Der Sanierputz verhindert durch seine hohe Wasserabweisung, dass die im Mauerwerk befindlichen Salze mit der Mauerwerksfeuchtigkeit an die Putzoberfläche dringen. Die Wasseraufnahme ist so gering, dass das „Salzwasser“ nur wenige Millimeter in den Putz eindringt und dann als Wasserdampf weiterwandert. Die zurückbleibenden Salze können in dem hohen Porenraum schadlos auskristallisieren. Das Baumit Saniersystem umfasst alle notwendigen Komponenten, vom geprüften Vorspritz, über einen Porengrundputz bis zum Sanierputz-WTA. Feuchteregulierungsputze besitzen eine deutlich höhere kapillare Leitfähigkeit, so dass auch deutlich mehr und schneller Wasser an die Oberfläche treten kann. Leider kann es dabei vorkommen, dass Salze dabei bis an die Oberfläche treten und sich dort abzeichnen. Ein frühzeitiger Schaden wie bei herkömmlichen Putzen wird aber wegen ihrer Festigkeit und Porenstruktur vermieden.
Im denkmalpflegerischen Bereich gibt es zudem die Forderung, möglichst weiche Kalkputze zu verwenden, auch wenn durch die Salze im Mauerwerk mit einem raschen Substanzverlust an der Putzoberfläche zu rechnen ist.

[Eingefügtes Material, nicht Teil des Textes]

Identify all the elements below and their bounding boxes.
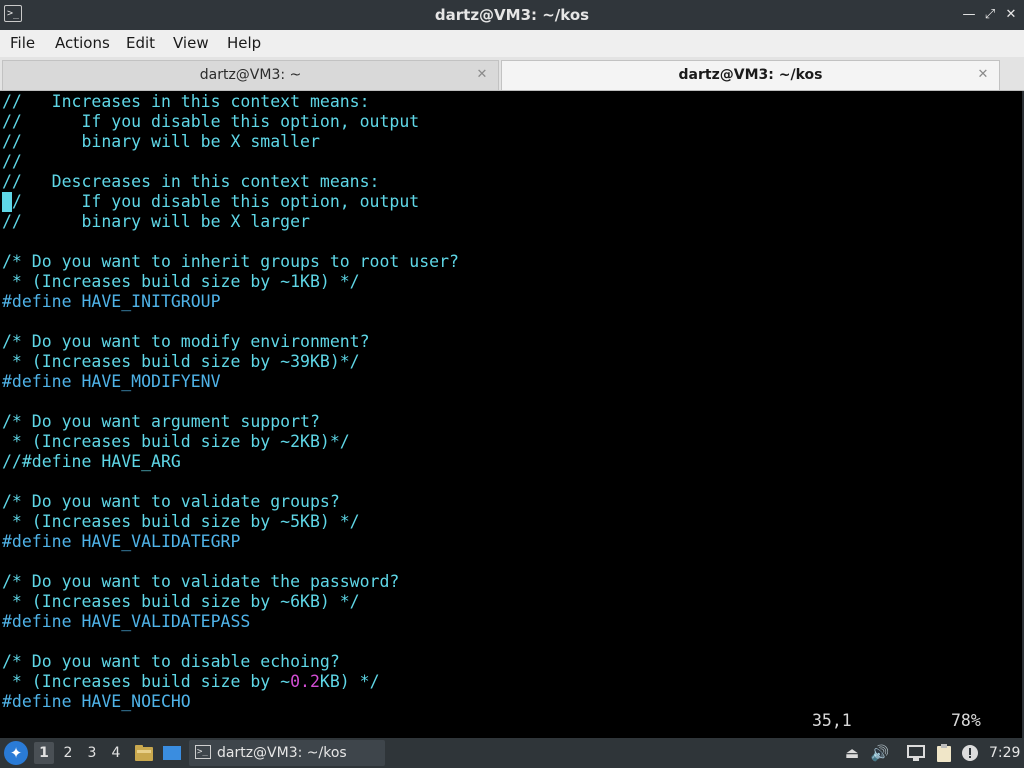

Optische Beeinträchtigungen werden billigend in Kauf genommen, wenn dabei gewährleistet wird, dass bei der Sanierung dieser Flächen der aufgetragene Kalkputz ohne Schädigung vom Mauerwerk abgenommen werden kann. Der Putz dient hier lediglich dazu, die Verdunstungszone nicht in das Mauerwerk zu legen, um dieses vor der Zerstörung zu schützen.
Unklarheiten ausräumen
Die Ergebnisse von Sanierungsmaßnahmen lassen sich erst durch die Kenntnis der Anforderungen bewerten. Wenn man bereits vor Beginn der Arbeiten weiß, welche Wünsche der Auftraggeber hat, kann man leichter einschätzen, ob diese auch erfüllbar sind. Dabei sollte der Auftraggeber über eventuelle Problematiken nicht im Unklaren gelassen werden. Er muss sich der besonderen Situation bewusst sein, wenn er ein Haus bezieht (oder es vermieten will), bei dem noch Feuchtigkeit im Mauerwerk vorhanden ist. Nur dann kann mit Verständnis gerechnet werden, dass zusätzliche Maßnahmen notwendig sind sowie mögliche Einschränkungen beim Bewohnen während der Sanierungsarbeiten auftreten können.